Guérilla

Par Sebours

Le prince Hector dominera la mer annulaire ainsi que toutes les terres, jusqu’aux extrémités du bouclier-monde. Devant lui, les habitants des plaines et des montagnes, des vallées, des forêts et des marais, des côtes et des sous-sols fléchiront le genou !

Extrait du discours de la princesse Epiphone

pour l’élection au poste de Grand Timonier

 

Epiphone ne se remettait pas du décès de sa bonne suivante, Iphigénie. D’ailleurs, toute la confrérie des élémentaires accusait le coup. La discrète dryade laissait un vide immense. Le prince Hector avait perdu sa préceptrice aux conseils si sages. Les marlins avaient perdu leur cheffe aux directives éclairées. La déesse avait perdu sa plus fervente vierge croyante.

En l’honneur de son amie, la Grande Timonière venait de créer une unité spéciale à portant son nom, la section Iphigénie. Ce groupe se constituait de toutes les créatures désabusées et dégoûtées du sens que prenait le bouclier-monde. Diodore, fou de chagrin, de rage et de vengeance depuis la mort de la martyre, commandait la phalange. Satyres, dryades, fées, gnomes, ifrits, sylvains et ondines formaient une troupe hétéroclite destinée à réaliser perpétuellement des opérations de guérilla. Ces acharnés ne vivaient plus à présent que pour se venger des elfes, des nains et des orcs, les trois peuples dominants qui ne savaient rien faire d’autre que semer que massacre et désolation.

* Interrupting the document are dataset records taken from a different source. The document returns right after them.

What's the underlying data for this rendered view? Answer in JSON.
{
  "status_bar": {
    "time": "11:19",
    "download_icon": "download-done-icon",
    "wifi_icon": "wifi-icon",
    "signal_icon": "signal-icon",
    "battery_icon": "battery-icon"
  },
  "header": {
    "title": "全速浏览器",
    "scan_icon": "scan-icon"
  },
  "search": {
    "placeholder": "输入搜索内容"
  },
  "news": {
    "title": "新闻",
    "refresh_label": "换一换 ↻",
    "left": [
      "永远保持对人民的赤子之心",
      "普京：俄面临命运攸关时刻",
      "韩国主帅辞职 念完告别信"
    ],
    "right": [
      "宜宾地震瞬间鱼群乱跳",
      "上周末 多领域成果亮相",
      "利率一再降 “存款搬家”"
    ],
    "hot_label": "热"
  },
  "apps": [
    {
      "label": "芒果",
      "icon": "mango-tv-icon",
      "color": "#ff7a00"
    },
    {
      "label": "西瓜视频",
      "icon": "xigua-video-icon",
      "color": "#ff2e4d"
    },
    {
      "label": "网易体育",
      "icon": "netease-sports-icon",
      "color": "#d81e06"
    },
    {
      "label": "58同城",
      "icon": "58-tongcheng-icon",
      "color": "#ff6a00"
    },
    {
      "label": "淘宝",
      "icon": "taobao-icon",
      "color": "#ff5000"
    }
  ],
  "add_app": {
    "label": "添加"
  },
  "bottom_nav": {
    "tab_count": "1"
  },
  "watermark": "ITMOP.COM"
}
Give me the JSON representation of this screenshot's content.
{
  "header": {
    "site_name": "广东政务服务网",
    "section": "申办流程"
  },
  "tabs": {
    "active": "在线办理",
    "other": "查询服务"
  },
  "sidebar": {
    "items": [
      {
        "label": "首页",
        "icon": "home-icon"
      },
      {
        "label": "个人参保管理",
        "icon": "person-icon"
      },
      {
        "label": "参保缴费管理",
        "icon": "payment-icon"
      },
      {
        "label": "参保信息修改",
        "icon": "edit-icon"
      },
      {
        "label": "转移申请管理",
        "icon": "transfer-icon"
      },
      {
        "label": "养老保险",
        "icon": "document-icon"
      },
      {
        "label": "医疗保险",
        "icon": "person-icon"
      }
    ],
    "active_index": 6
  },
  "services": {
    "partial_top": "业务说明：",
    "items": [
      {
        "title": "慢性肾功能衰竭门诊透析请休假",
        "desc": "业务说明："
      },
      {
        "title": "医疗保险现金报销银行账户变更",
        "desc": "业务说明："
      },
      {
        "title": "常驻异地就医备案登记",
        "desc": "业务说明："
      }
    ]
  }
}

Un matin Hector vint sortir sa mère de son lit. Son ami dernier né de Nunn, Ome le contactait avec la boucle d’oreille télépathique qu’il lui avait laissée. Le conflit armé venait de reprendre entre les orcs et les elfes au carrefour des Sept Chemins, dans la passe des montagnes noires. L’allié infiltré sollicitait l’autorisation d’utiliser les trois rokhs qu’on lui avait confié. La princesse d’Anulune la meurtrie ne l’entendait pas de cette oreille et saisit l’artefact.

« C’est hors de question, Ome ! Les peuples périphériques vous ont confié les derniers rokhs vivants pour sauver cette espèce de l’extinction ! Il est hors de question que vous meniez ces oiseaux légendaires à la guerre ! »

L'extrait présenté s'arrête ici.